In its more abstract usage, information architecture refers to any system involving the organization of information. The Dewey Decimal System, for example, is a type of information architecture because it attempts to place a large and chaotic range of topics into a linear numerical order. It is no accident that this system was designed for the physical task of placing books on shelves in libraries. Information architecture becomes relevant whenever someone is confronted with the task of squeezing an amorphous set of ideas into a constrained space.
A website is one such space. In the context of web design, information architecture is closely associated with user experience. It describes the layout of a website, with emphasis not on visual appearance but on the structure through which information can be accessed. Menus and hyperlinks are crucial elements of this type of information architecture. Of course, the arrangement of ideas in a single block of text, such as this article, also independently constitutes part of the architecture.
This web-based type of information architecture does not focus on inherent relationships between pieces of information being presented. The issue is how information can be assembled in a way that makes sense to a user interacting with it. A website probably has shoddy information architecture if the users cannot easily navigate to content that interests them.
The Internet makes possible many different models of information architecture. Wikipedia, for example, has an extremely decentralized architecture. Users generate not only the text of individual articles, but the structure responsible for linking articles together. The front page contains mostly random content.

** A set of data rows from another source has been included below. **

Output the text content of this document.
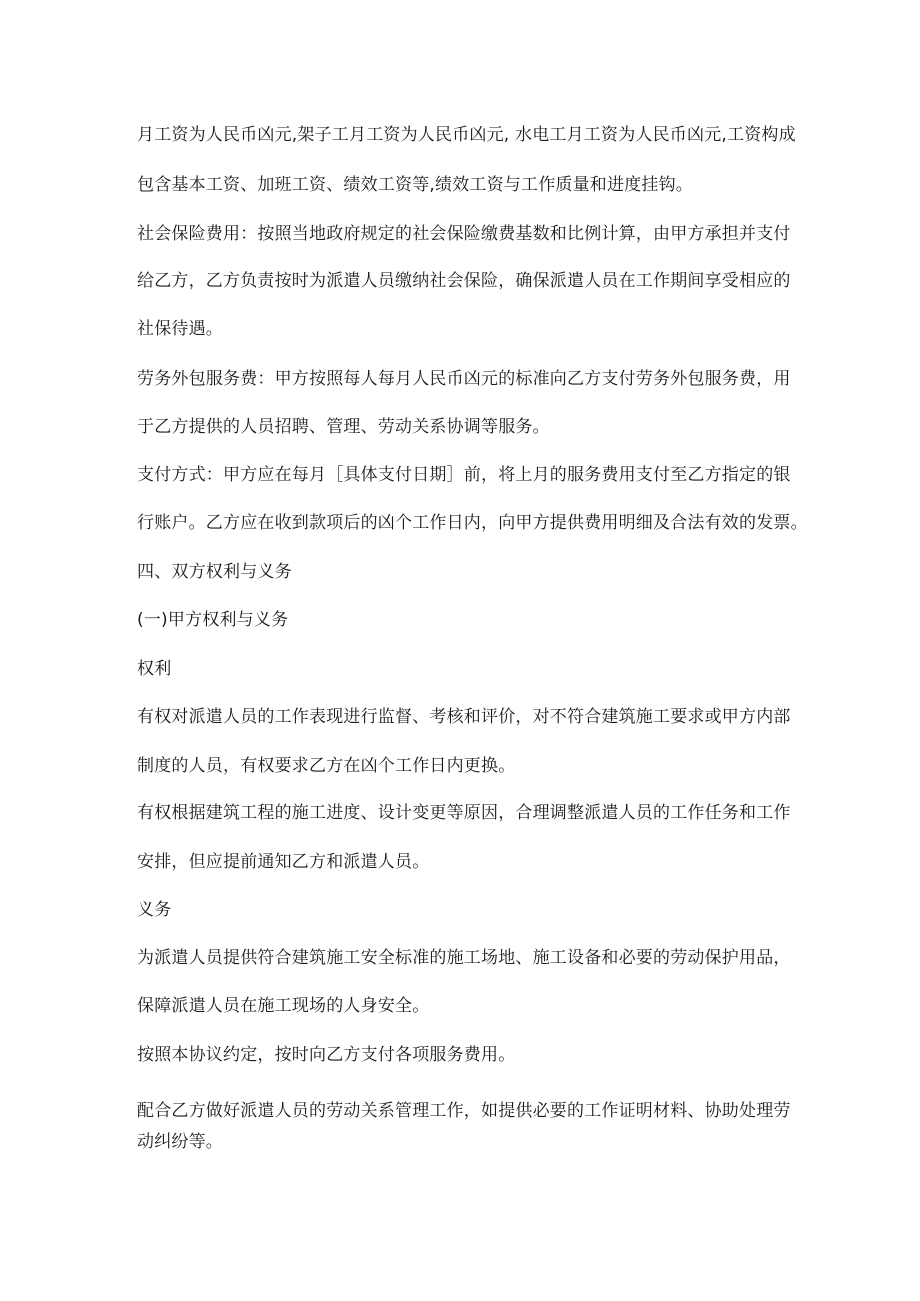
月工资为人民币凶元,架子工月工资为人民币凶元, 水电工月工资为人民币凶元,工资构成
包含基本工资、加班工资、绩效工资等,绩效工资与工作质量和进度挂钩。
社会保险费用：按照当地政府规定的社会保险缴费基数和比例计算，由甲方承担并支付
给乙方，乙方负责按时为派遣人员缴纳社会保险，确保派遣人员在工作期间享受相应的
社保待遇。
劳务外包服务费：甲方按照每人每月人民币凶元的标准向乙方支付劳务外包服务费，用
于乙方提供的人员招聘、管理、劳动关系协调等服务。
支付方式：甲方应在每月［具体支付日期］前，将上月的服务费用支付至乙方指定的银
行账户。乙方应在收到款项后的凶个工作日内，向甲方提供费用明细及合法有效的发票。
四、双方权利与义务
(一)甲方权利与义务
权利
有权对派遣人员的工作表现进行监督、考核和评价，对不符合建筑施工要求或甲方内部
制度的人员，有权要求乙方在凶个工作日内更换。
有权根据建筑工程的施工进度、设计变更等原因，合理调整派遣人员的工作任务和工作
安排，但应提前通知乙方和派遣人员。
义务
为派遣人员提供符合建筑施工安全标准的施工场地、施工设备和必要的劳动保护用品，
保障派遣人员在施工现场的人身安全。
按照本协议约定，按时向乙方支付各项服务费用。
配合乙方做好派遣人员的劳动关系管理工作，如提供必要的工作证明材料、协助处理劳
动纠纷等。
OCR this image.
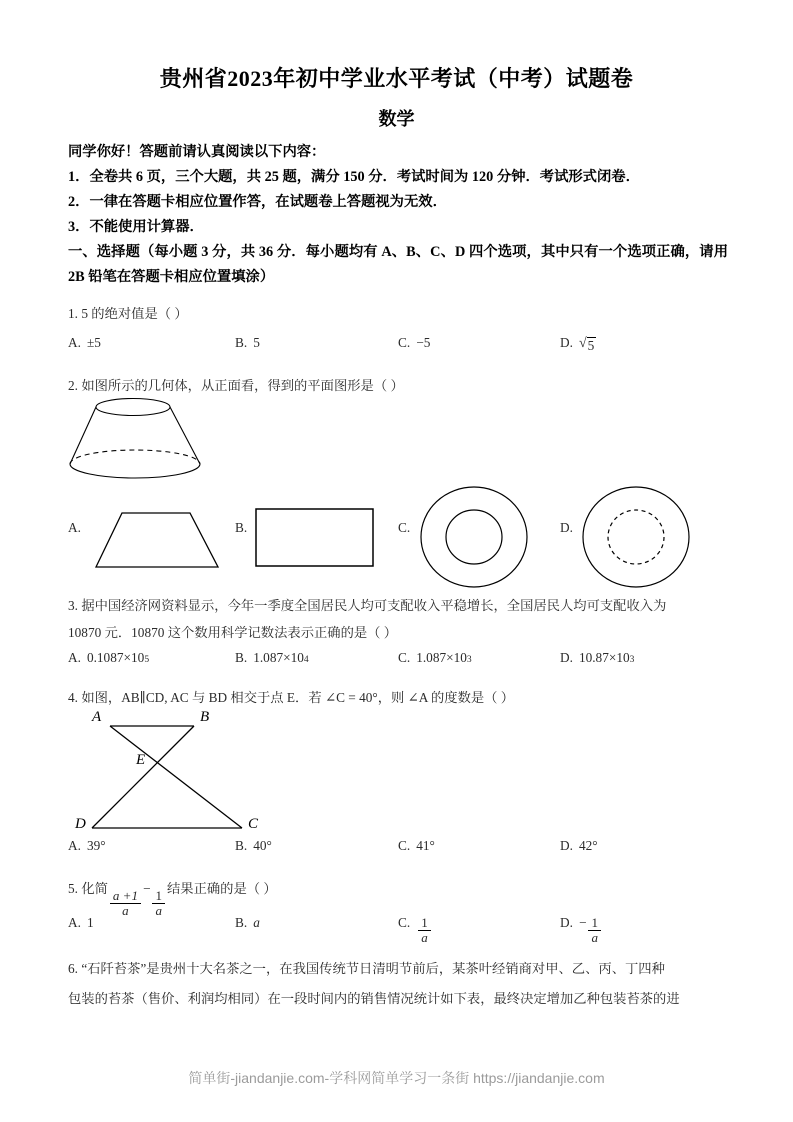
贵州省2023年初中学业水平考试（中考）试题卷
数学
同学你好！答题前请认真阅读以下内容：
1．全卷共 6 页，三个大题，共 25 题，满分 150 分．考试时间为 120 分钟．考试形式闭卷．
2．一律在答题卡相应位置作答，在试题卷上答题视为无效．
3．不能使用计算器．
一、选择题（每小题 3 分，共 36 分．每小题均有 A、B、C、D 四个选项，其中只有一个选项正确，请用 2B 铅笔在答题卡相应位置填涂）
1. 5 的绝对值是（ ）
A. ±5	B. 5	C. −5	D. √ 5
2. 如图所示的几何体，从正面看，得到的平面图形是（ ）
A.	B.	C.	D.
3. 据中国经济网资料显示，今年一季度全国居民人均可支配收入平稳增长，全国居民人均可支配收入为
10870 元．10870 这个数用科学记数法表示正确的是（ ）
A. 0.1087 ×10 5	B. 1.087 ×10 4	C. 1.087 ×10 3	D. 10.87 ×10 3
4. 如图，AB∥CD, AC 与 BD 相交于点 E．若 ∠C = 40°，则 ∠A 的度数是（ ）
A	B
E
D	C
A. 39°	B. 40°	C. 41°	D. 42°
5. 化简
$\frac{a +1}{a}$
−
$\frac{1}{a}$
结果正确的是（ ）
A. 1	B. a	C. $\frac{1}{a}$	D. − $\frac{1}{a}$
6. “石阡苔茶”是贵州十大名茶之一，在我国传统节日清明节前后，某茶叶经销商对甲、乙、丙、丁四种
包装的苔茶（售价、利润均相同）在一段时间内的销售情况统计如下表，最终决定增加乙种包装苔茶的进
简单街-jiandanjie.com-学科网简单学习一条街 https://jiandanjie.com
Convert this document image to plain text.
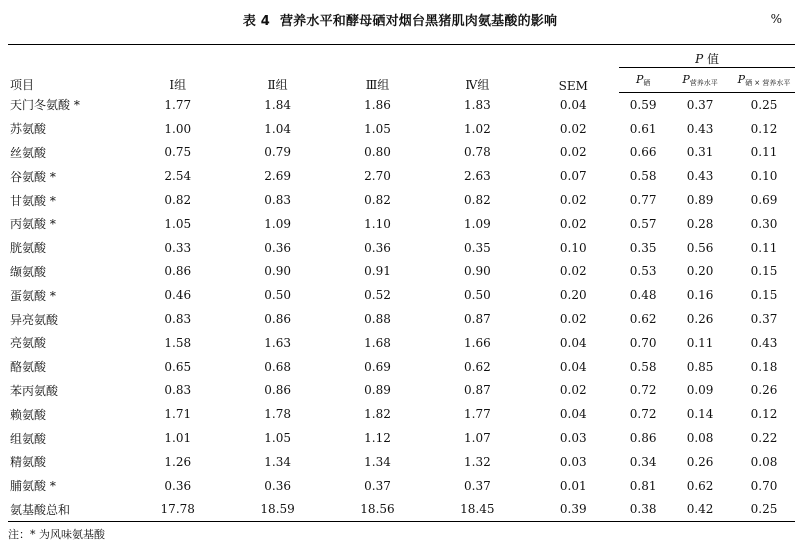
表 4 营养水平和酵母硒对烟台黑猪肌肉氨基酸的影响	%
项目	Ⅰ组	Ⅱ组	Ⅲ组	Ⅳ组	SEM	P 值		
						$P_硒$	$P_{营养水平}$	$P_{硒 \times 营养水平}$
天门冬氨酸 *	1.77	1.84	1.86	1.83	0.04	0.59	0.37	0.25
苏氨酸	1.00	1.04	1.05	1.02	0.02	0.61	0.43	0.12
丝氨酸	0.75	0.79	0.80	0.78	0.02	0.66	0.31	0.11
谷氨酸 *	2.54	2.69	2.70	2.63	0.07	0.58	0.43	0.10
甘氨酸 *	0.82	0.83	0.82	0.82	0.02	0.77	0.89	0.69
丙氨酸 *	1.05	1.09	1.10	1.09	0.02	0.57	0.28	0.30
胱氨酸	0.33	0.36	0.36	0.35	0.10	0.35	0.56	0.11
缬氨酸	0.86	0.90	0.91	0.90	0.02	0.53	0.20	0.15
蛋氨酸 *	0.46	0.50	0.52	0.50	0.20	0.48	0.16	0.15
异亮氨酸	0.83	0.86	0.88	0.87	0.02	0.62	0.26	0.37
亮氨酸	1.58	1.63	1.68	1.66	0.04	0.70	0.11	0.43
酪氨酸	0.65	0.68	0.69	0.62	0.04	0.58	0.85	0.18
苯丙氨酸	0.83	0.86	0.89	0.87	0.02	0.72	0.09	0.26
赖氨酸	1.71	1.78	1.82	1.77	0.04	0.72	0.14	0.12
组氨酸	1.01	1.05	1.12	1.07	0.03	0.86	0.08	0.22
精氨酸	1.26	1.34	1.34	1.32	0.03	0.34	0.26	0.08
脯氨酸 *	0.36	0.36	0.37	0.37	0.01	0.81	0.62	0.70
氨基酸总和	17.78	18.59	18.56	18.45	0.39	0.38	0.42	0.25
注：* 为风味氨基酸
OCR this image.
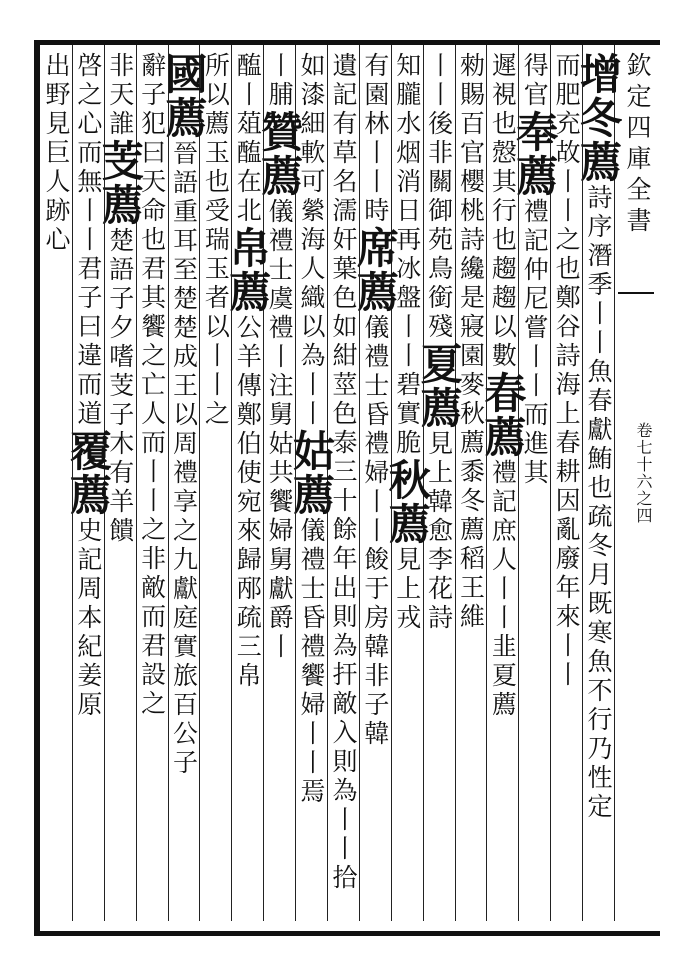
欽定四庫全書
卷七十六之四
增冬薦詩序潛季丨丨魚春獻鮪也疏冬月既寒魚不行乃性定
而肥充故丨丨之也鄭谷詩海上春耕因亂廢年來丨丨
得官奉薦禮記仲尼嘗丨丨而進其
遲視也慤其行也趨趨以數春薦禮記庶人丨丨韭夏薦
勑賜百官櫻桃詩纔是寢園麥秋薦黍冬薦稻王維
丨丨後非關御苑鳥銜殘夏薦見上韓愈李花詩
知朧水烟消日再冰盤丨丨碧實脆秋薦見上戎
有園林丨丨時席薦儀禮士昏禮婦丨丨餕于房韓非子韓
遺記有草名濡奸葉色如紺莖色泰三十餘年出則為扞敵入則為丨丨拾
如漆細軟可縈海人織以為丨丨姑薦儀禮士昏禮饗婦丨丨焉
丨脯贊薦儀禮士虞禮丨注舅姑共饗婦舅獻爵丨
醢丨葅醢在北帛薦公羊傳鄭伯使宛來歸邴疏三帛
所以薦玉也受瑞玉者以丨丨之
國薦晉語重耳至楚楚成王以周禮享之九獻庭實旅百公子
辭子犯曰天命也君其饗之亡人而丨丨之非敵而君設之
非天誰芰薦楚語子夕嗜芰子木有羊饋
啓之心而無丨丨君子曰違而道覆薦史記周本紀姜原
出野見巨人跡心
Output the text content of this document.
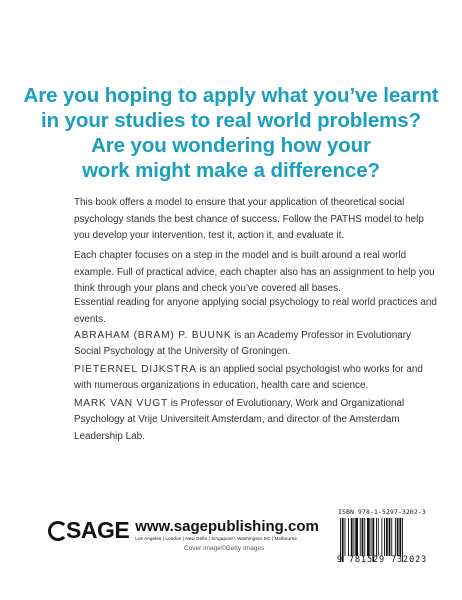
Are you hoping to apply what you’ve learnt
in your studies to real world problems?
Are you wondering how your
work might make a difference?
This book offers a model to ensure that your application of theoretical social psychology stands the best chance of success. Follow the PATHS model to help you develop your intervention, test it, action it, and evaluate it.
Each chapter focuses on a step in the model and is built around a real world example. Full of practical advice, each chapter also has an assignment to help you think through your plans and check you’ve covered all bases.
Essential reading for anyone applying social psychology to real world practices and events.
ABRAHAM (BRAM) P. BUUNK is an Academy Professor in Evolutionary Social Psychology at the University of Groningen.
PIETERNEL DIJKSTRA is an applied social psychologist who works for and with numerous organizations in education, health care and science.
MARK VAN VUGT is Professor of Evolutionary, Work and Organizational Psychology at Vrije Universiteit Amsterdam, and director of the Amsterdam Leadership Lab.
SAGE www.sagepublishing.com
Los Angeles | London | New Delhi | Singapore | Washington DC | Melbourne
Cover image©Getty Images
ISBN 978-1-5297-3202-3
9 781529 732023
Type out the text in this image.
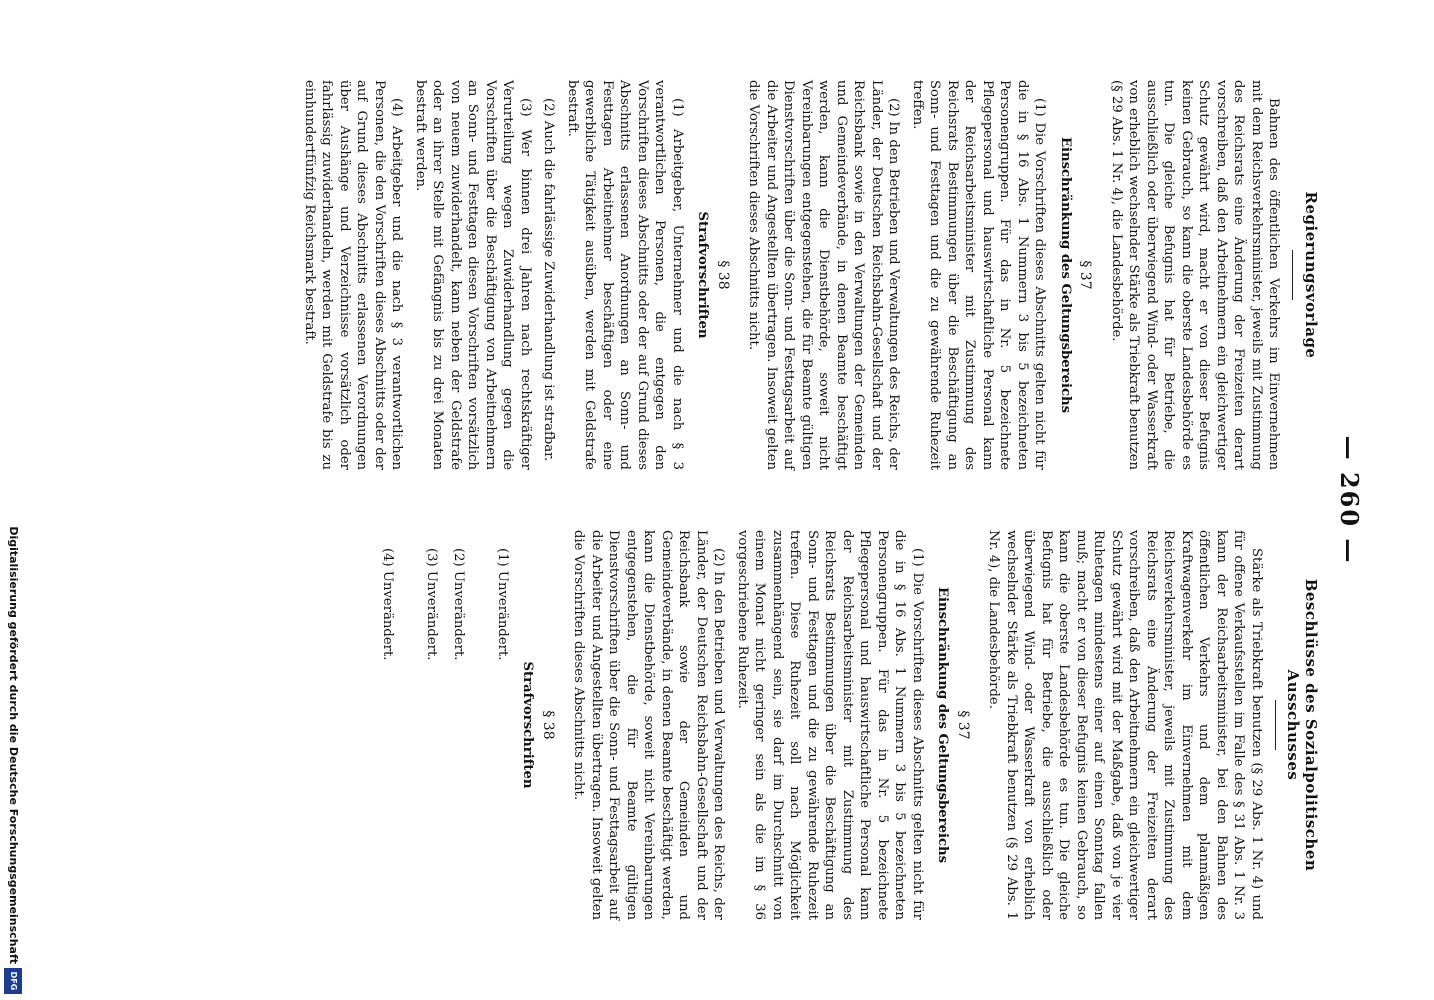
— 260 —
Regierungsvorlage

Bahnen des öffentlichen Verkehrs im Einvernehmen mit dem Reichsverkehrsminister, jeweils mit Zustimmung des Reichsrats eine Änderung der Freizeiten derart vorschreiben, daß den Arbeitnehmern ein gleichwertiger Schutz gewährt wird, macht er von dieser Befugnis keinen Gebrauch, so kann die oberste Landesbehörde es tun. Die gleiche Befugnis hat für Betriebe, die ausschließlich oder überwiegend Wind- oder Wasserkraft von erheblich wechselnder Stärke als Triebkraft benutzen (§ 29 Abs. 1 Nr. 4), die Landesbehörde.

§ 37
Einschränkung des Geltungsbereichs

(1) Die Vorschriften dieses Abschnitts gelten nicht für die in § 16 Abs. 1 Nummern 3 bis 5 bezeichneten Personengruppen. Für das in Nr. 5 bezeichnete Pflegepersonal und hauswirtschaftliche Personal kann der Reichsarbeitsminister mit Zustimmung des Reichsrats Bestimmungen über die Beschäftigung an Sonn- und Festtagen und die zu gewährende Ruhezeit treffen.

(2) In den Betrieben und Verwaltungen des Reichs, der Länder, der Deutschen Reichsbahn-Gesellschaft und der Reichsbank sowie in den Verwaltungen der Gemeinden und Gemeindeverbände, in denen Beamte beschäftigt werden, kann die Dienstbehörde, soweit nicht Vereinbarungen entgegenstehen, die für Beamte gültigen Dienstvorschriften über die Sonn- und Festtagsarbeit auf die Arbeiter und Angestellten übertragen. Insoweit gelten die Vorschriften dieses Abschnitts nicht.

§ 38
Strafvorschriften

(1) Arbeitgeber, Unternehmer und die nach § 3 verantwortlichen Personen, die entgegen den Vorschriften dieses Abschnitts oder der auf Grund dieses Abschnitts erlassenen Anordnungen an Sonn- und Festtagen Arbeitnehmer beschäftigen oder eine gewerbliche Tätigkeit ausüben, werden mit Geldstrafe bestraft.

(2) Auch die fahrlässige Zuwiderhandlung ist strafbar.

(3) Wer binnen drei Jahren nach rechtskräftiger Verurteilung wegen Zuwiderhandlung gegen die Vorschriften über die Beschäftigung von Arbeitnehmern an Sonn- und Festtagen diesen Vorschriften vorsätzlich von neuem zuwiderhandelt, kann neben der Geldstrafe oder an ihrer Stelle mit Gefängnis bis zu drei Monaten bestraft werden.

(4) Arbeitgeber und die nach § 3 verantwortlichen Personen, die den Vorschriften dieses Abschnitts oder der auf Grund dieses Abschnitts erlassenen Verordnungen über Aushänge und Verzeichnisse vorsätzlich oder fahrlässig zuwiderhandeln, werden mit Geldstrafe bis zu einhundertfünfzig Reichsmark bestraft.

Beschlüsse des Sozialpolitischen Ausschusses

Stärke als Triebkraft benutzen (§ 29 Abs. 1 Nr. 4) und für offene Verkaufsstellen im Falle des § 31 Abs. 1 Nr. 3 kann der Reichsarbeitsminister, bei den Bahnen des öffentlichen Verkehrs und dem planmäßigen Kraftwagenverkehr im Einvernehmen mit dem Reichsverkehrsminister, jeweils mit Zustimmung des Reichsrats eine Änderung der Freizeiten derart vorschreiben, daß den Arbeitnehmern ein gleichwertiger Schutz gewährt wird mit der Maßgabe, daß von je vier Ruhetagen mindestens einer auf einen Sonntag fallen muß; macht er von dieser Befugnis keinen Gebrauch, so kann die oberste Landesbehörde es tun. Die gleiche Befugnis hat für Betriebe, die ausschließlich oder überwiegend Wind- oder Wasserkraft von erheblich wechselnder Stärke als Triebkraft benutzen (§ 29 Abs. 1 Nr. 4), die Landesbehörde.

§ 37
Einschränkung des Geltungsbereichs

(1) Die Vorschriften dieses Abschnitts gelten nicht für die in § 16 Abs. 1 Nummern 3 bis 5 bezeichneten Personengruppen. Für das in Nr. 5 bezeichnete Pflegepersonal und hauswirtschaftliche Personal kann der Reichsarbeitsminister mit Zustimmung des Reichsrats Bestimmungen über die Beschäftigung an Sonn- und Festtagen und die zu gewährende Ruhezeit treffen. Diese Ruhezeit soll nach Möglichkeit zusammenhängend sein, sie darf im Durchschnitt von einem Monat nicht geringer sein als die im § 36 vorgeschriebene Ruhezeit.

(2) In den Betrieben und Verwaltungen des Reichs, der Länder, der Deutschen Reichsbahn-Gesellschaft und der Reichsbank sowie der Gemeinden und Gemeindeverbände, in denen Beamte beschäftigt werden, kann die Dienstbehörde, soweit nicht Vereinbarungen entgegenstehen, die für Beamte gültigen Dienstvorschriften über die Sonn- und Festtagsarbeit auf die Arbeiter und Angestellten übertragen. Insoweit gelten die Vorschriften dieses Abschnitts nicht.

§ 38
Strafvorschriften

(1) Unverändert.

(2) Unverändert.

(3) Unverändert.

(4) Unverändert.

Digitalisierung gefördert durch die Deutsche Forschungsgemeinschaft
DFG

Yahoo! on the other hand, has a more hierarchical information architecture. Its content is sorted into conspicuous categories which are subdivided in specific ways. WiseGEEK largely relies on people using search engines to discover its pages independently; it has less in the way of independent architecture.
The Journal of Information Architecture attempts to tame this unwieldy topic. It aims to address the idea of information architecture scientifically, while at the same time paying attention to ongoing developments in real website design. A recurring theme in the journal, which is relatively new, is a negotiation between theoretical and practical understandings of the concept.